Shell International Trading and Shipping Co. Ltd. will begin recruiting U.S. seafarers for the company’s growing portfolio of managed international liquefied natural gas (LNG) vessels, the company said last week.
Noting that it is “one of the first” major oil producers to actively recruit U.S. seafarers for LNG vessels, Shell said it is committed to securing the most qualified seafarers for its maritime fleet operations and the United States offers an exceptional skill pool, particularly for LNG vessels.
“The recruitment drive also provides an excellent opportunity for American mariners to enhance their careers through Shell’s international businesses and domestic joint ventures, such as Broadwater Energy LLC in Long Island Sound,” said Bob Salmon, general manager of shipping for Shell Trading (US) Co.

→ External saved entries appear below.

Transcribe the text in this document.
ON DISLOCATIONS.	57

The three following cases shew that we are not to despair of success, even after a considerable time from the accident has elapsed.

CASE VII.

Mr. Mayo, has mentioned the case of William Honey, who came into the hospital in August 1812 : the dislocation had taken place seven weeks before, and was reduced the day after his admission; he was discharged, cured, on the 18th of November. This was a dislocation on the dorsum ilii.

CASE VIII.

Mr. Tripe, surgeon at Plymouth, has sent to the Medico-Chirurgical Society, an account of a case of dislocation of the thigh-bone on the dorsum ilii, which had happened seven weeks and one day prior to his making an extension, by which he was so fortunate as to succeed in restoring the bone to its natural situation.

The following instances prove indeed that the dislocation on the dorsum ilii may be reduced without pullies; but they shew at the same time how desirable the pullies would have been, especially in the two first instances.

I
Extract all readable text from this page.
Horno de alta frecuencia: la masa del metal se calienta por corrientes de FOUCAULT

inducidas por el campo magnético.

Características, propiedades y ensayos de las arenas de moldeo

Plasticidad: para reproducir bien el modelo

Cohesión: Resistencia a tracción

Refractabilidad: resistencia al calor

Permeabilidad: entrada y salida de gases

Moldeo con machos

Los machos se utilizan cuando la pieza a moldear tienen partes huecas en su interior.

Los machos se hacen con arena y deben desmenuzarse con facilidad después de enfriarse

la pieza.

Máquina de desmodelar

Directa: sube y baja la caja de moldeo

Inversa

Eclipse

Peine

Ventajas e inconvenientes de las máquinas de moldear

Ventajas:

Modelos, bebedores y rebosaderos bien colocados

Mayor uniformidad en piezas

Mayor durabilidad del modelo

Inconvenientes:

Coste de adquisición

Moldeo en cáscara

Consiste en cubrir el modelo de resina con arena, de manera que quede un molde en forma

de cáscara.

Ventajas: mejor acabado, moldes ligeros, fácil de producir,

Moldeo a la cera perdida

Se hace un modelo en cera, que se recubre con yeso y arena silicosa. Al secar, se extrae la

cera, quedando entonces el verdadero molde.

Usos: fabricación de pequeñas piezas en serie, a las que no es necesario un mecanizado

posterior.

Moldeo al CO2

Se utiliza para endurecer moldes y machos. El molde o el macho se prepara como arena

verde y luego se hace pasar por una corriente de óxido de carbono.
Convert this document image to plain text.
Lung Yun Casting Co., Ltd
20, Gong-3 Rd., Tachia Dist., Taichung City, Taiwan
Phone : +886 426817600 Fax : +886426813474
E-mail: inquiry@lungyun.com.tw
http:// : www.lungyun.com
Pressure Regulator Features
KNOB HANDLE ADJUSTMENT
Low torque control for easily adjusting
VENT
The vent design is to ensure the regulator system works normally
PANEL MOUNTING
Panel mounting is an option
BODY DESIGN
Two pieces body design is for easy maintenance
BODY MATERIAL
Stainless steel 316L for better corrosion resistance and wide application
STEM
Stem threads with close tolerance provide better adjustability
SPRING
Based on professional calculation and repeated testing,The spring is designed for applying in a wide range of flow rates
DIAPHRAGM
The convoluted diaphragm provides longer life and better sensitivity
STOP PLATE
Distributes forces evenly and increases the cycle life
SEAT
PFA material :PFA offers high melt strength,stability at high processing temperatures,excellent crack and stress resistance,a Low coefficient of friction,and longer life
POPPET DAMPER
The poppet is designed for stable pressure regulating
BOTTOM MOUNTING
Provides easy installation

Over the last few years Shell has been increasing its vessel management portfolio. In November 2006 Nakilat Shipping (Qatar) Ltd., a wholly owned subsidiary of Qatar Gas Transport Company Ltd. (Nakilat), formalized an agreement with Shell to provide shipping and maritime services to Nakilat’s fleet of 25 new-build LNG carriers.
“The addition of U.S. mariners will positively enhance Shell’s diverse seafarer skill pool and provide Shell and Nakilat with highly experienced personnel for their LNG fleets. We’re excited to work with the U.S. Department of Transportation’s Marine Administration (MARAD) and the U.S. maritime unions to encourage the use of U.S. officers in the LNG industry,” said Salmon.
Maritime Administrator Sean T. Connaughton said Shell’s announcement coincides with a universal training standards agreement facilitated recently by the Maritime Administration.
“The growing worldwide demand in the LNG industry, including domestic proposals like Broadwater, creates a significant opportunity for U.S. mariners, the U.S. maritime industry and coastal communities throughout the country,” said Connaughton.
The proposed Broadwater offshore terminal would have an average sendout capacity of 1 Bcf/d and peak sendout of 1.25 Bcf/d. Broadwater Energy, a partnership of Shell Oil and TransCanada Corp., would operate the facility, while Shell would own the capacity and supply the LNG. The project, which is targeted for service in December 2010, would cost approximately $700 million to build (see NGI, Jan. 14).
Shell noted that it currently employs more than 500 fleet marine officers with LNG experience around the world and is looking to further expand its skills base with U.S. mariners in the rapidly growing field of LNG shipping.